Einmal schaffte ich es. Da stand der Briefträger vor mir.
Welch Glück! Endlich! wollte ich schon rufen.
Schön, dass Sie da sind, Frau Amadea. Die Frau Berger, die neben Ihnen wohnt, ist auf Urlaub. Kann ich das Packerl bei Ihnen lassen?
Freilich, sagte ich freundlich.
Schon schob er ein Riesenpaket mit vermutlich einem zweistöckigen Kühlschrank innen drin in meinen Flur. Oder einem Garderobenschrank. Jedenfalls riesengroß.
Das war vor zwei Wochen.
Das Riesenpaket steht immer noch in meinem Flur. Wenn ich ins Bad will, muss ich das Paket ins Stiegenhaus raus schieben. Ich bin dann immer komplett fertig.
Gestern Vormittag schaffte ich es endlich wieder einmal, mich rechtzeitig anzuziehen. Ich öffnete strahlend die Tür. Da stand ein Staubsaugervertreter.
Ich bat ihn herein. Fast wär er stecken geblieben zwischen dem Paket von der Frau Berger und der Garderobe.
Das war was! Er war schon blau im Gesicht und atmete ganz schwer, als ich es gerade noch rechtzeitig schaffte, das Paket ins Stiegenhaus zu schieben. Ich gab ihm schnell ein Glas Wasser, bevor ich ihn in’s Wohnzimmer führte.
Gottlob hatte er sich wieder erholt. Ich merkte das daran, dass er mich sogleich fragte, ob er meine Couch absaugen dürfe. Da konnte ich nicht nein sagen.
Ich ermunterte ihn sogar, den Couchsessel zu saugen und danach den Boden. Anschließend führte ich ihn ins Schlafzimmer. Da saugte der die Matratzen ab und den Boden. Fast hätte er die Tuchenten vergessen. Aber danach war er so in Fahrt, dass ich ihn nicht aufhalten wollte, als er unter’s Bett kroch. Nach einer Stunde war die ganze Wohnung blitzblank. Ich bedankte mich mit einer Tasse Kaffee.
Staubsauger kaufte ich keinen. Ich hab ja einen.
Ich war gerade dabei, in die Dusche zu steigen, als es läutete. Und ich schaffte es wieder nicht. Fast hätte ich es geschafft. Ich war schon angezogen. Aber da war dieses Paket von der Frau Berger im Flur.
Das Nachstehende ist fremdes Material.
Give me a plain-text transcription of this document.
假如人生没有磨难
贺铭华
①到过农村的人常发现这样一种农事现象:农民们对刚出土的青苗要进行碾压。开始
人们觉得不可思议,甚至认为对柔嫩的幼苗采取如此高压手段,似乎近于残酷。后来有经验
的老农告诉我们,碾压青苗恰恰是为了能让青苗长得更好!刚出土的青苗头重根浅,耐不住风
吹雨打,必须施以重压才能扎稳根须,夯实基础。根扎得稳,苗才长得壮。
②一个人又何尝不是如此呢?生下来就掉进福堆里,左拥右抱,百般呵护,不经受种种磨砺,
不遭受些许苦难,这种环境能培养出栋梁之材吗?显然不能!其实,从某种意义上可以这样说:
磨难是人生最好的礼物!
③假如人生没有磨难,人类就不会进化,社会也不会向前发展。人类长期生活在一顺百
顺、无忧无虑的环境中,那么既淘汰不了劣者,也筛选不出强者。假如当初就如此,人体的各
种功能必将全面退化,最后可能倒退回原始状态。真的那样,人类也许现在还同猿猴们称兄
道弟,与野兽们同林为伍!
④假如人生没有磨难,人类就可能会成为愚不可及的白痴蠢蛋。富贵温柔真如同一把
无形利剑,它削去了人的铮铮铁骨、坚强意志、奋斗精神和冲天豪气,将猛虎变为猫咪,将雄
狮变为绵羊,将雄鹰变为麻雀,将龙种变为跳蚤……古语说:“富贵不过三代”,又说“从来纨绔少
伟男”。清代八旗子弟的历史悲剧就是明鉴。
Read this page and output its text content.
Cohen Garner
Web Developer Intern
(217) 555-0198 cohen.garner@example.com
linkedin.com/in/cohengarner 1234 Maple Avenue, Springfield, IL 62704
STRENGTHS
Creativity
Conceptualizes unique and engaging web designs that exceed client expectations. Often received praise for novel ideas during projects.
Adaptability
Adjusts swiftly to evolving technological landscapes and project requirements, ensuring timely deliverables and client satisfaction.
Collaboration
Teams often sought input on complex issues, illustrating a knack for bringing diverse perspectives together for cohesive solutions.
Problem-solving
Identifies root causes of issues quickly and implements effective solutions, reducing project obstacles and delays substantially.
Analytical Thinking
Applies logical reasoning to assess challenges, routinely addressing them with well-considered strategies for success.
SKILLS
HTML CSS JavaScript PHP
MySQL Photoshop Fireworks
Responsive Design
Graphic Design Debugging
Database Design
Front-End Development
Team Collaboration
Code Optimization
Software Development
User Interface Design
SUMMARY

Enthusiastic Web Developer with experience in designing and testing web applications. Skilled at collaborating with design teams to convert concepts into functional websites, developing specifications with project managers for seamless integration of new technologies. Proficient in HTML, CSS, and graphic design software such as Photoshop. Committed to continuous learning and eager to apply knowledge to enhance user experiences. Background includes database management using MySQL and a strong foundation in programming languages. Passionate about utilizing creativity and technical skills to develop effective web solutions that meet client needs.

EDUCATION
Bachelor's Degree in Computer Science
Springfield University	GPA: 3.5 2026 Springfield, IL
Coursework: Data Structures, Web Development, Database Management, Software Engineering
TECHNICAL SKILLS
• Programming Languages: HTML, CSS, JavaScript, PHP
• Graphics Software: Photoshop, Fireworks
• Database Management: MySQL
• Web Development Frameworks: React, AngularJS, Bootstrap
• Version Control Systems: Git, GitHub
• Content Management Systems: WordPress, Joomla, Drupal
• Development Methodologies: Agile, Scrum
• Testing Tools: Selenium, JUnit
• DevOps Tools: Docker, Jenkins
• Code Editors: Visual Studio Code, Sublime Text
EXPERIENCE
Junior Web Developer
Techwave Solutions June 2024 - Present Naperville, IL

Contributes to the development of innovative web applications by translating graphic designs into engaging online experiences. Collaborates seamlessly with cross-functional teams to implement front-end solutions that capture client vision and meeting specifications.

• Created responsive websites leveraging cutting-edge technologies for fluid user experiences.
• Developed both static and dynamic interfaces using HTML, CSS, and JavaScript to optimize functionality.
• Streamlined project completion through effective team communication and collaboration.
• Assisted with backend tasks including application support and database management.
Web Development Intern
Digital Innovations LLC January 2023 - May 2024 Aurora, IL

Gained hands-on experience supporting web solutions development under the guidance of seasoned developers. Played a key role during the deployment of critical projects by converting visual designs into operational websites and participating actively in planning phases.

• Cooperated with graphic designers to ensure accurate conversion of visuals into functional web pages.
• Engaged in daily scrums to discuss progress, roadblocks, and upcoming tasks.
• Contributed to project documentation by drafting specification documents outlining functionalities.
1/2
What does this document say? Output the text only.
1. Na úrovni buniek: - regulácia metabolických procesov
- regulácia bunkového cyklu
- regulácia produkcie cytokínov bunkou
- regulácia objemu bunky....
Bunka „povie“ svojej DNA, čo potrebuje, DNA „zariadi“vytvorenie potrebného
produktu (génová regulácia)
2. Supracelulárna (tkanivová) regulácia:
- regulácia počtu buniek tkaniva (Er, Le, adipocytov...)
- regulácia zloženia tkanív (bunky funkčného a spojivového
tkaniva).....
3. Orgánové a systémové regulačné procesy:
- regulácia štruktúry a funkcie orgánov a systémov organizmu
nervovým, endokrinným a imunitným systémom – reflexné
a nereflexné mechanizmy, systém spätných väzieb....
Und ich kam nicht daran vorbei weil ich es nicht ordentlich hingestellt hatte als der Vertreter gegangen war.
Und auf einmal steckte ich fest. Und ich kam weder vor noch zurück. Und da steckte ich. Bis heute Nachmittag. Wenn Lo nicht gekommen wäre, ich würde noch immer da stecken.
Nicht auszudenken. Ich wäre sicher bald ohnmächtig geworden. Oder verdurstet.
Lo hat dann den Schlüsseldienst angerufen. Glücklicherweise war ich nicht nackt, als der Schlosser meine Wohnungstür aufbrach.
Alles, was da passiert ist, ist nicht so tragisch. Wirklich tragisch ist, dass ich nicht weiß, wer da geklingelt hat.

3 Kommentare:

saxana hat gesagt…

Fantastisch Deine Geschichten.

Anonym hat gesagt…

..
Der klingelt erst, wenn er wieder weg ist.
..

Was ein schönes Bild.

amadea's world hat gesagt…

Freut mich, saxana :-)

Ja, 500 - immer! Sag ich ja.

Das Bild entstand in Salzburg voriges Jahr. Die Skulptur gibt es nun nimmer. Das stand da im Hof der Universität. Hat der Künstler wohl wieder abmontieren müssen.